Lewis is truly a dirt bag.

Julian is the sweetest little boy in the world. It breaks my heart that the man who gave birth to him literally pretends he doesn't exist.

I was pulled from my thoughts when a red faced teary eyed toddler ran up to me. The poor kid looked a mess. He needed some cuddles and a relaxing lavender bath.

I may be pregnant but in my heart I knew this boy needed some cuddles. So I picked him up and gave him the biggest hug I could give him. I didn't even care when I felt him wipe is runny nose on the shoulder of my t shirt.

Since he was dropped off here the poor thing has been having what i think are nightmares. He's been waking up in the middle of the night or he would sleep through the night but wake up soaked.

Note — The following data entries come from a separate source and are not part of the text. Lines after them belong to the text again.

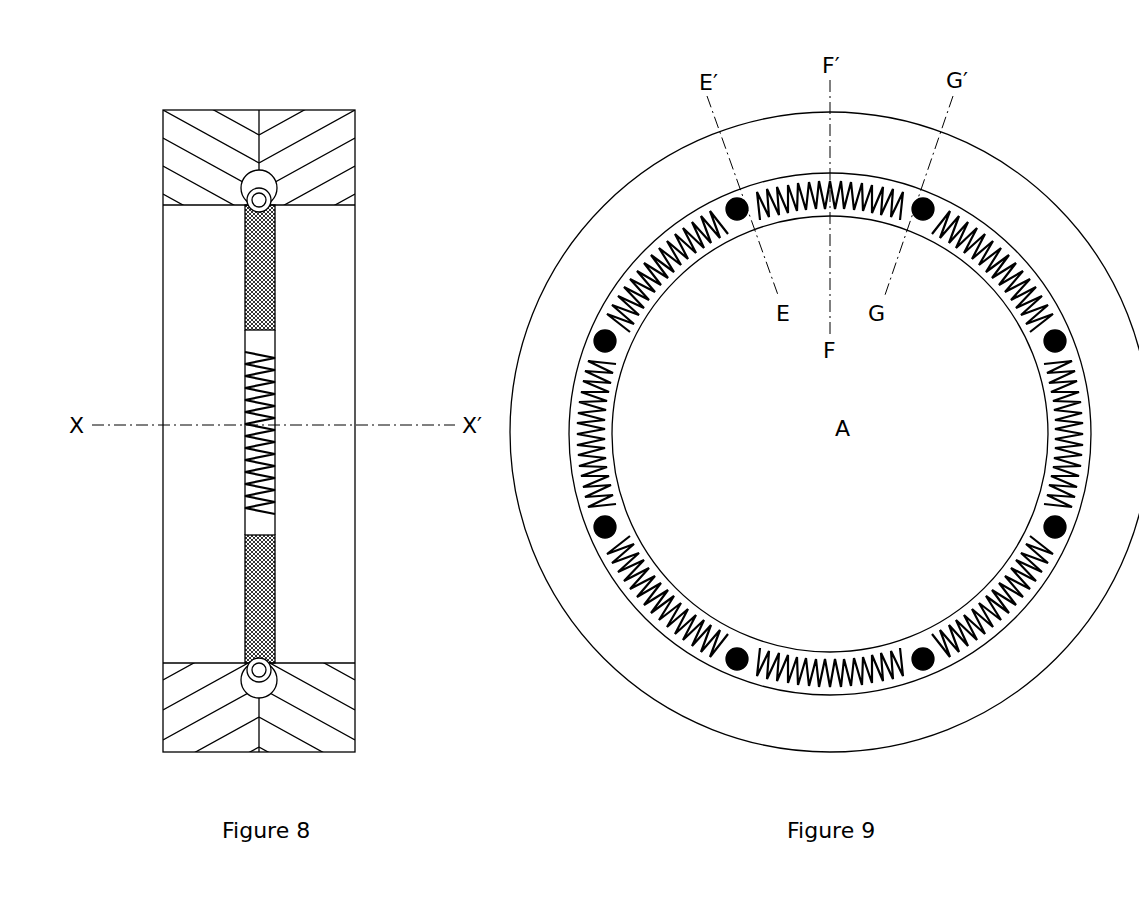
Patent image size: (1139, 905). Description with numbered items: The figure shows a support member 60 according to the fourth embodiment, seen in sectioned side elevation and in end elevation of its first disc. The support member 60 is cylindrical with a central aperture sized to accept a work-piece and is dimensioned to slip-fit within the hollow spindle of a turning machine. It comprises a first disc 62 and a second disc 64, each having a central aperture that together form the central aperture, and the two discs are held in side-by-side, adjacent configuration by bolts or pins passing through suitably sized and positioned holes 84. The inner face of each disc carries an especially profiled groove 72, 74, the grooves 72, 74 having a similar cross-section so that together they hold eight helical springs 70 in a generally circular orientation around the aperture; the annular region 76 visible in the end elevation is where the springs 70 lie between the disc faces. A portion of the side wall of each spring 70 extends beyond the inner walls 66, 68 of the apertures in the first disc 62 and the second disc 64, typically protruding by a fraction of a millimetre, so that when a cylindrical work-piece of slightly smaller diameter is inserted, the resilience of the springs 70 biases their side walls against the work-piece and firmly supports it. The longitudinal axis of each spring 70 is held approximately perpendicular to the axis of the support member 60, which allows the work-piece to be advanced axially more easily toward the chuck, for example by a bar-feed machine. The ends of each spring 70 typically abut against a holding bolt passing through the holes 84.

In FIG. 8, the support member 60 is at (130, 115).
In FIG. 8, the first disc 62 is at (207, 92).
In FIG. 8, the second disc 64 is at (318, 88).
In FIG. 8, the inner wall of first disc aperture 66 is at (198, 205).
In FIG. 8, the inner wall of second disc aperture 68 is at (323, 208).
In FIG. 8, the helical spring 70 is at (245, 455).
In FIG. 9, the helical spring 70 is at (1010, 613).
In FIG. 8, the groove of first disc 72 is at (263, 182).
In FIG. 8, the groove of second disc 74 is at (257, 687).
In FIG. 9, the ring 76 is at (647, 620).
In FIG. 9, the holes for holding bolts 84 is at (595, 532).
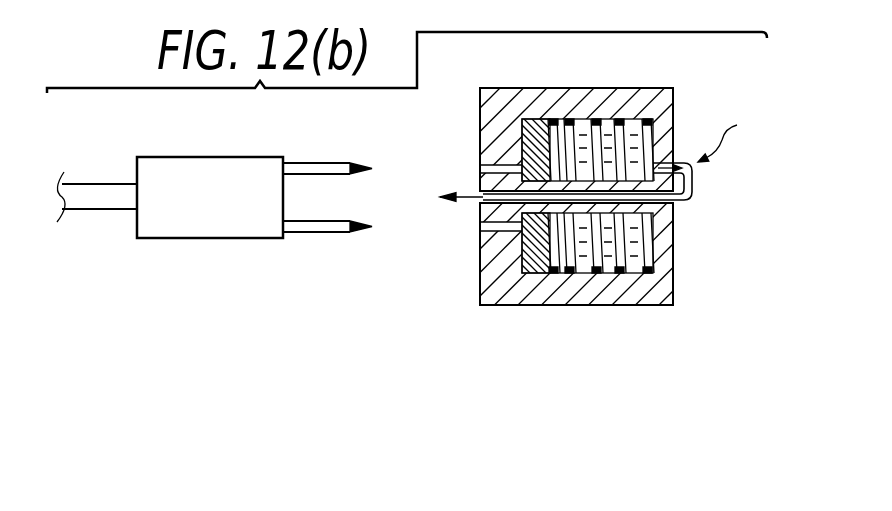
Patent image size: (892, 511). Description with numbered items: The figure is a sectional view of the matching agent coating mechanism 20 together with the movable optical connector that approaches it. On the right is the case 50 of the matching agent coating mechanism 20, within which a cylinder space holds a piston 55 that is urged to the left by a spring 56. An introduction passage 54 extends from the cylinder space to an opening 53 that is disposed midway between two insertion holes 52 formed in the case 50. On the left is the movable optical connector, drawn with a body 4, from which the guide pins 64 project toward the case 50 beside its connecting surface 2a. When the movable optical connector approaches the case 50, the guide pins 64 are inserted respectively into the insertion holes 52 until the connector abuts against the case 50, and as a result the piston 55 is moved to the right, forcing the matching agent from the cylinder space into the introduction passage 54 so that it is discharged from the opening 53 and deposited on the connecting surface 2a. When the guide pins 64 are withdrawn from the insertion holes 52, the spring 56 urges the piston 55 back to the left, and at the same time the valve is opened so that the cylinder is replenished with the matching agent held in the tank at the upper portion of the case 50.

I couldn't even be upset with how clingy he's been with me. The poor thing probably thinks I'll leave him too.

I hugged him just a little bit tighter and rubbed his back to help soothe him.

I was so thankful that I had put a pull up on him because I soon felt the warmth that radiated from it.

Most of the books I read said that bed wetting for regression with potty training is normal in children that experienced trauma.

Seeing one of his grandparents suffer a severe injury, losing the house he grew up in, Being given up by the only family he knew and then being abandoned by is dad definitely qualifies as traumatic.

Poor thing was embarrassed to wear pull ups because in his own words he was a "big boy"

But I didn't want to keep changing the bedding or having him in clothes that ended up being soaked in urine. At least a pull-up will contain the mess and keep his clothes dry.